I’m just about to begin preaching through Mark’s gospel. I love Mark’s gospel because it’s short and full of action. It’s hard to daydream when reading it because he uses the word “immediately” 39 times in 16 short chapters! It’s like his gospel is for all ADHD folks! It’ll keep you riveted. I like Mark’s style.
Something else Mark does is he groups themes into triads – groups of three.
Three boat scenes in which the disciples fail to comprehend Jesus’ mission (4:35–41; 6:45–52; 8:13–21).
Three times the disciples fall asleep in Gethsemane (14:37, 40, 41),
Three times Peter denies he knows Jesus (14:68, 70, 71).
The crucifixion scene is divided into three, three-hour segments (15:25, 33, 34).
But the triad that really intrigues me is the three passion predictions (8:31–32; 9:31; 10:33–34).
Three times Jesus straight up tells his disciples what is going to happen to him – He will suffer, be rejected, be killed, then rise again after three days! After stating his approaching suffering, the first time, Peter actually rebukes Jesus (8:32). After the second prediction of His suffering the disciples argue about who is the greatest (9:34), and after the third passion prediction James and John ask Jesus for a blank check – to do for them whatever they ask (10:35).
In other words – they don’t get it.
In their world, they had no room for a Messiah that was not political. The anticipated political energy, impact, change and transformation that the Messiah would bring was palpable. But, Jesus came and he did not enter the political realm. That’s one reason why most did not recognize him as the Messiah. He did not do any of the things that the anticipated Messiah would do: He did not overthrow corrupt government. He did not run for office. He didn’t make their oppressors disappear. He did not save them in the way they expected to be saved.
The disciples of Jesus had no room for a Messiah that was not political.
There was a time (before 1980’s) when the church was not politicized as it is today. But since then, religion, theology and politics have merged into a weird concoction that makes it as hard to us to recognize the Messiah as it was for the original disciples.
What expectations do you have for the Messiah? How do you expect Him to save you? Do your values have to be embraced and codified into law? Does your theology have to be embraced by the ruling political party? Do you have to set the cultural agenda, set the cultural norms? Do you insist on imposing your set of values on the broader culture? Isn’t that what the Crusaders thought? They had to fix things, force their version of religion and culture onto society. That's a not the path Jesus taught or demonstrated.

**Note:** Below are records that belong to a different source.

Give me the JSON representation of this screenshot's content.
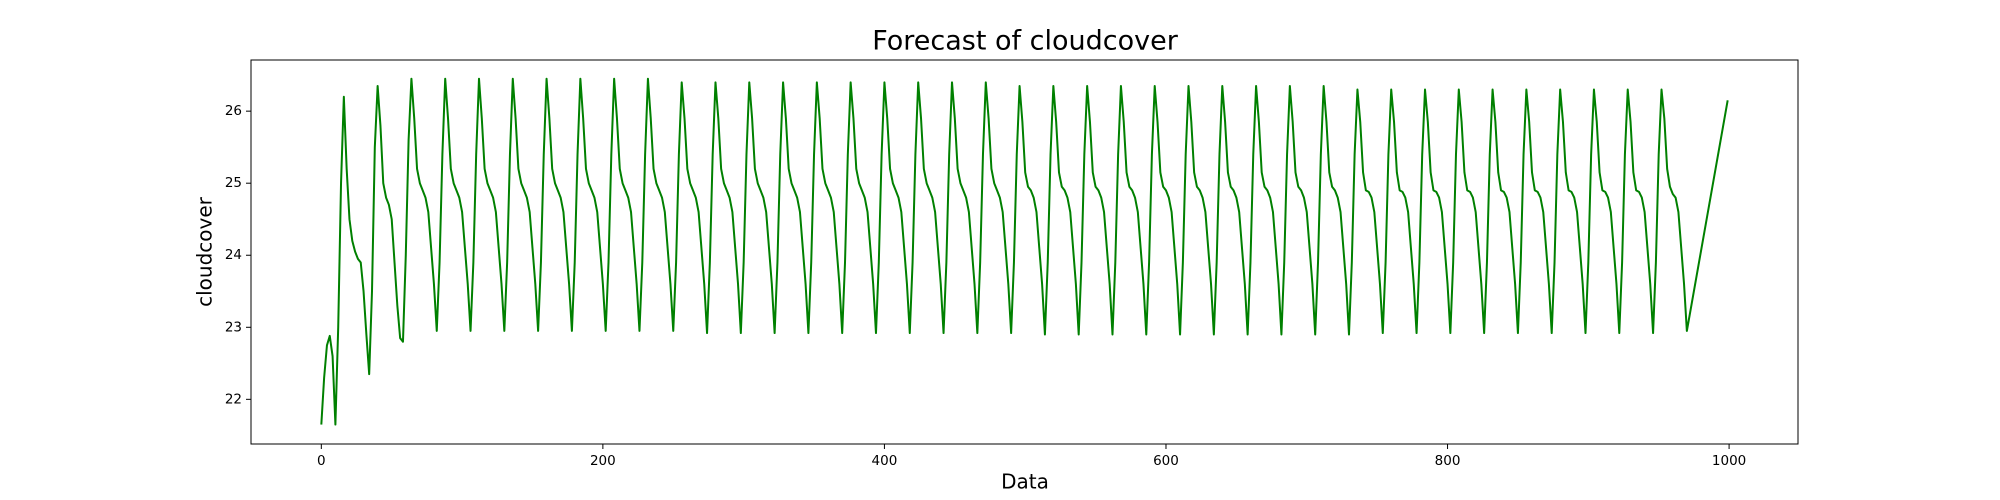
{
  "chart_data": {
    "type": "line",
    "title": "Forecast of cloudcover",
    "x_label": "Data",
    "y_label": "cloudcover",
    "xlim": [
      -49.95,
      1048.95
    ],
    "ylim": [
      21.38,
      26.71
    ],
    "xticks": [
      0,
      200,
      400,
      600,
      800,
      1000
    ],
    "yticks": [
      22,
      23,
      24,
      25,
      26
    ],
    "x": [
      0,
      2,
      4,
      6,
      8,
      10,
      12,
      14,
      16,
      18,
      20,
      22,
      24,
      26,
      28,
      30,
      32,
      34,
      36,
      38,
      40,
      42,
      44,
      46,
      48,
      50,
      52,
      54,
      56,
      58,
      60,
      62,
      64,
      66,
      68,
      70,
      72,
      74,
      76,
      78,
      80,
      82,
      84,
      86,
      88,
      90,
      92,
      94,
      96,
      98,
      100,
      102,
      104,
      106,
      108,
      110,
      112,
      114,
      116,
      118,
      120,
      122,
      124,
      126,
      128,
      130,
      132,
      134,
      136,
      138,
      140,
      142,
      144,
      146,
      148,
      150,
      152,
      154,
      156,
      158,
      160,
      162,
      164,
      166,
      168,
      170,
      172,
      174,
      176,
      178,
      180,
      182,
      184,
      186,
      188,
      190,
      192,
      194,
      196,
      198,
      200,
      202,
      204,
      206,
      208,
      210,
      212,
      214,
      216,
      218,
      220,
      222,
      224,
      226,
      228,
      230,
      232,
      234,
      236,
      238,
      240,
      242,
      244,
      246,
      248,
      250,
      252,
      254,
      256,
      258,
      260,
      262,
      264,
      266,
      268,
      270,
      272,
      274,
      276,
      278,
      280,
      282,
      284,
      286,
      288,
      290,
      292,
      294,
      296,
      298,
      300,
      302,
      304,
      306,
      308,
      310,
      312,
      314,
      316,
      318,
      320,
      322,
      324,
      326,
      328,
      330,
      332,
      334,
      336,
      338,
      340,
      342,
      344,
      346,
      348,
      350,
      352,
      354,
      356,
      358,
      360,
      362,
      364,
      366,
      368,
      370,
      372,
      374,
      376,
      378,
      380,
      382,
      384,
      386,
      388,
      390,
      392,
      394,
      396,
      398,
      400,
      402,
      404,
      406,
      408,
      410,
      412,
      414,
      416,
      418,
      420,
      422,
      424,
      426,
      428,
      430,
      432,
      434,
      436,
      438,
      440,
      442,
      444,
      446,
      448,
      450,
      452,
      454,
      456,
      458,
      460,
      462,
      464,
      466,
      468,
      470,
      472,
      474,
      476,
      478,
      480,
      482,
      484,
      486,
      488,
      490,
      492,
      494,
      496,
      498,
      500,
      502,
      504,
      506,
      508,
      510,
      512,
      514,
      516,
      518,
      520,
      522,
      524,
      526,
      528,
      530,
      532,
      534,
      536,
      538,
      540,
      542,
      544,
      546,
      548,
      550,
      552,
      554,
      556,
      558,
      560,
      562,
      564,
      566,
      568,
      570,
      572,
      574,
      576,
      578,
      580,
      582,
      584,
      586,
      588,
      590,
      592,
      594,
      596,
      598,
      600,
      602,
      604,
      606,
      608,
      610,
      612,
      614,
      616,
      618,
      620,
      622,
      624,
      626,
      628,
      630,
      632,
      634,
      636,
      638,
      640,
      642,
      644,
      646,
      648,
      650,
      652,
      654,
      656,
      658,
      660,
      662,
      664,
      666,
      668,
      670,
      672,
      674,
      676,
      678,
      680,
      682,
      684,
      686,
      688,
      690,
      692,
      694,
      696,
      698,
      700,
      702,
      704,
      706,
      708,
      710,
      712,
      714,
      716,
      718,
      720,
      722,
      724,
      726,
      728,
      730,
      732,
      734,
      736,
      738,
      740,
      742,
      744,
      746,
      748,
      750,
      752,
      754,
      756,
      758,
      760,
      762,
      764,
      766,
      768,
      770,
      772,
      774,
      776,
      778,
      780,
      782,
      784,
      786,
      788,
      790,
      792,
      794,
      796,
      798,
      800,
      802,
      804,
      806,
      808,
      810,
      812,
      814,
      816,
      818,
      820,
      822,
      824,
      826,
      828,
      830,
      832,
      834,
      836,
      838,
      840,
      842,
      844,
      846,
      848,
      850,
      852,
      854,
      856,
      858,
      860,
      862,
      864,
      866,
      868,
      870,
      872,
      874,
      876,
      878,
      880,
      882,
      884,
      886,
      888,
      890,
      892,
      894,
      896,
      898,
      900,
      902,
      904,
      906,
      908,
      910,
      912,
      914,
      916,
      918,
      920,
      922,
      924,
      926,
      928,
      930,
      932,
      934,
      936,
      938,
      940,
      942,
      944,
      946,
      948,
      950,
      952,
      954,
      956,
      958,
      960,
      962,
      964,
      966,
      968,
      970,
      999
    ],
    "series": [
      {
        "color": "#008000",
        "values": [
          21.65,
          22.3,
          22.75,
          22.88,
          22.6,
          21.65,
          23.0,
          25.0,
          26.2,
          25.2,
          24.5,
          24.2,
          24.05,
          23.95,
          23.9,
          23.5,
          22.9,
          22.35,
          23.5,
          25.5,
          26.35,
          25.8,
          25.0,
          24.8,
          24.7,
          24.5,
          23.9,
          23.3,
          22.85,
          22.8,
          24.0,
          25.6,
          26.45,
          25.9,
          25.2,
          25.0,
          24.9,
          24.8,
          24.6,
          24.1,
          23.6,
          22.95,
          23.9,
          25.4,
          26.45,
          25.9,
          25.2,
          25.0,
          24.9,
          24.8,
          24.6,
          24.1,
          23.6,
          22.95,
          23.9,
          25.4,
          26.45,
          25.9,
          25.2,
          25.0,
          24.9,
          24.8,
          24.6,
          24.1,
          23.6,
          22.95,
          23.9,
          25.4,
          26.45,
          25.9,
          25.2,
          25.0,
          24.9,
          24.8,
          24.6,
          24.1,
          23.6,
          22.95,
          23.9,
          25.4,
          26.45,
          25.9,
          25.2,
          25.0,
          24.9,
          24.8,
          24.6,
          24.1,
          23.6,
          22.95,
          23.9,
          25.4,
          26.45,
          25.9,
          25.2,
          25.0,
          24.9,
          24.8,
          24.6,
          24.1,
          23.6,
          22.95,
          23.9,
          25.4,
          26.45,
          25.9,
          25.2,
          25.0,
          24.9,
          24.8,
          24.6,
          24.1,
          23.6,
          22.95,
          23.9,
          25.4,
          26.45,
          25.9,
          25.2,
          25.0,
          24.9,
          24.8,
          24.6,
          24.1,
          23.6,
          22.95,
          23.9,
          25.4,
          26.4,
          25.9,
          25.2,
          25.0,
          24.9,
          24.8,
          24.6,
          24.1,
          23.6,
          22.92,
          23.9,
          25.4,
          26.4,
          25.9,
          25.2,
          25.0,
          24.9,
          24.8,
          24.6,
          24.1,
          23.6,
          22.92,
          23.9,
          25.4,
          26.4,
          25.9,
          25.2,
          25.0,
          24.9,
          24.8,
          24.6,
          24.1,
          23.6,
          22.92,
          23.9,
          25.4,
          26.4,
          25.9,
          25.2,
          25.0,
          24.9,
          24.8,
          24.6,
          24.1,
          23.6,
          22.92,
          23.9,
          25.4,
          26.4,
          25.9,
          25.2,
          25.0,
          24.9,
          24.8,
          24.6,
          24.1,
          23.6,
          22.92,
          23.9,
          25.4,
          26.4,
          25.9,
          25.2,
          25.0,
          24.9,
          24.8,
          24.6,
          24.1,
          23.6,
          22.92,
          23.9,
          25.4,
          26.4,
          25.9,
          25.2,
          25.0,
          24.9,
          24.8,
          24.6,
          24.1,
          23.6,
          22.92,
          23.9,
          25.4,
          26.4,
          25.9,
          25.2,
          25.0,
          24.9,
          24.8,
          24.6,
          24.1,
          23.6,
          22.92,
          23.9,
          25.4,
          26.4,
          25.9,
          25.2,
          25.0,
          24.9,
          24.8,
          24.6,
          24.1,
          23.6,
          22.92,
          23.9,
          25.4,
          26.4,
          25.9,
          25.2,
          25.0,
          24.9,
          24.8,
          24.6,
          24.1,
          23.6,
          22.92,
          23.9,
          25.4,
          26.35,
          25.85,
          25.15,
          24.95,
          24.9,
          24.8,
          24.6,
          24.1,
          23.6,
          22.9,
          23.9,
          25.4,
          26.35,
          25.85,
          25.15,
          24.95,
          24.9,
          24.8,
          24.6,
          24.1,
          23.6,
          22.9,
          23.9,
          25.4,
          26.35,
          25.85,
          25.15,
          24.95,
          24.9,
          24.8,
          24.6,
          24.1,
          23.6,
          22.9,
          23.9,
          25.4,
          26.35,
          25.85,
          25.15,
          24.95,
          24.9,
          24.8,
          24.6,
          24.1,
          23.6,
          22.9,
          23.9,
          25.4,
          26.35,
          25.85,
          25.15,
          24.95,
          24.9,
          24.8,
          24.6,
          24.1,
          23.6,
          22.9,
          23.9,
          25.4,
          26.35,
          25.85,
          25.15,
          24.95,
          24.9,
          24.8,
          24.6,
          24.1,
          23.6,
          22.9,
          23.9,
          25.4,
          26.35,
          25.85,
          25.15,
          24.95,
          24.9,
          24.8,
          24.6,
          24.1,
          23.6,
          22.9,
          23.9,
          25.4,
          26.35,
          25.85,
          25.15,
          24.95,
          24.9,
          24.8,
          24.6,
          24.1,
          23.6,
          22.9,
          23.9,
          25.4,
          26.35,
          25.85,
          25.15,
          24.95,
          24.9,
          24.8,
          24.6,
          24.1,
          23.6,
          22.9,
          23.9,
          25.4,
          26.35,
          25.85,
          25.15,
          24.95,
          24.9,
          24.8,
          24.6,
          24.1,
          23.6,
          22.9,
          23.9,
          25.4,
          26.3,
          25.85,
          25.15,
          24.9,
          24.88,
          24.8,
          24.6,
          24.1,
          23.6,
          22.92,
          23.9,
          25.4,
          26.3,
          25.85,
          25.15,
          24.9,
          24.88,
          24.8,
          24.6,
          24.1,
          23.6,
          22.92,
          23.9,
          25.4,
          26.3,
          25.85,
          25.15,
          24.9,
          24.88,
          24.8,
          24.6,
          24.1,
          23.6,
          22.92,
          23.9,
          25.4,
          26.3,
          25.85,
          25.15,
          24.9,
          24.88,
          24.8,
          24.6,
          24.1,
          23.6,
          22.92,
          23.9,
          25.4,
          26.3,
          25.85,
          25.15,
          24.9,
          24.88,
          24.8,
          24.6,
          24.1,
          23.6,
          22.92,
          23.9,
          25.4,
          26.3,
          25.85,
          25.15,
          24.9,
          24.88,
          24.8,
          24.6,
          24.1,
          23.6,
          22.92,
          23.9,
          25.4,
          26.3,
          25.85,
          25.15,
          24.9,
          24.88,
          24.8,
          24.6,
          24.1,
          23.6,
          22.92,
          23.9,
          25.4,
          26.3,
          25.85,
          25.15,
          24.9,
          24.88,
          24.8,
          24.6,
          24.1,
          23.6,
          22.92,
          23.9,
          25.4,
          26.3,
          25.85,
          25.15,
          24.9,
          24.88,
          24.8,
          24.6,
          24.1,
          23.6,
          22.92,
          23.9,
          25.4,
          26.3,
          25.9,
          25.2,
          24.95,
          24.85,
          24.8,
          24.6,
          24.1,
          23.6,
          22.95,
          26.15
        ]
      }
    ]
  }
}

Fortunately, we do have opportunity to engage in the political process and make changes that will bless and protect people. In our system of government, it is part of stewardship to use those tools, and I'm grateful for the people that dedicate their time, energy and expertise into shaping sound laws - that's a practical extension of the gospel. But our ultimate hope is not which party is in control, which laws are blocked or which laws are passed. Our hope is in the risen and triumphant Jesus.
That’s something to remember this Easter.
As you walk around today in a broken corrupt world with the new life that Jesus has granted you through belief in His name, may you find opportunities to share the hope you have in Him (1 Peter 3:15).